US withdrawal from multilateralism

  • Apart from that, the U.S. government has already indicated that it is uninterested in multilateral deals.
  • Withdrawal from TPP: The US withdrew from the Trans-Pacific Partnership in 2017, for instance.
    • Australia and Japan shrugged, and then put their energy into the Regional Comprehensive Economic Partnership, which sidelines the U.S.

The claim of free and open Indo-Pacific

  • Renaming the Pacific Command: In May 2018, the U.S. military’s Pacific Command was renamed the Indo-Pacific Command, a symbolic gesture that provides a military aspect to the Indo-Pacific Strategy.
  • What free and open mean to the US? The U.S. government has made it clear that for all its talk of a “free and open Indo-Pacific”, what it actually wants is an Indo-Pacific with fewer Chinese ships and more U.S. warships.
  • Just before this renaming, the U.S. National Security Strategy of 2017 noted that “China seeks to displace the United States in the Indo-Pacific region”, and so the Indo-Pacific Strategy intends for the S. to fight for its dominance in the Pacific Ocean, the Indian Ocean, and in the Asian rim.
  • This is a very dangerous war that the U.S. seeks to impose on Asia.

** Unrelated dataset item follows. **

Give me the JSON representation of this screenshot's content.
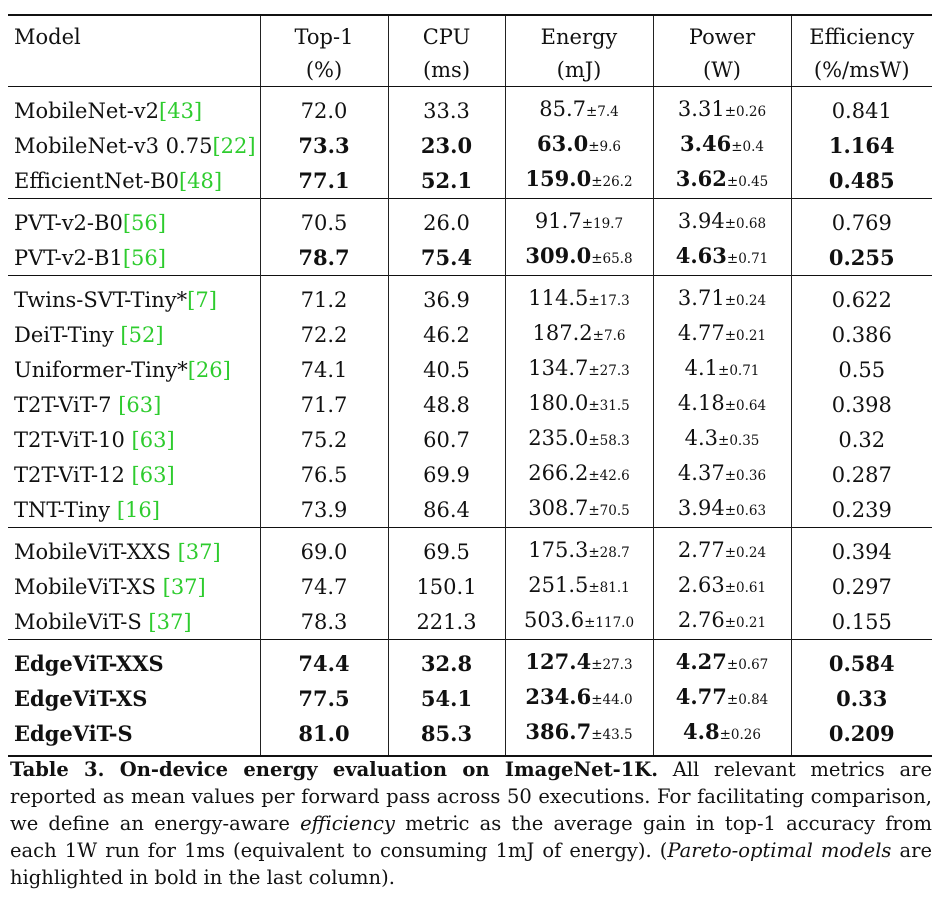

India adopting the US project of Indo-Pacific

  • Australia and Japan moving away: As the military aspect of the Strategy increased, both Australia and Japan edged away from full-scale adoption of the U.S. project.
    • Japan has begun to use the term “Indo-Pacific” without the word “Strategy”.
    • Australia has signed onto a “comprehensive strategic partnership” with China.
  • Only India adopting the project: Only India remains loyal to the agenda set by U.S. President Donald Trump.
    • No US strategy to contain China: In all the documents released by the U.S. government and in all the speeches by officials, there is no discussion of the strategy to contain China.
    • There is only rhetoric that skates into the belligerent territory.

Conclusion

India would be advised to study the U.S. project rather than jump into it eagerly. Room for an independent foreign policy for India is already narrowed, and room for independent trade policy is equally suffocated. To remain the subordinate ally of the U.S. suggests that India will miss an opportunity to be part of a reshaped Asia.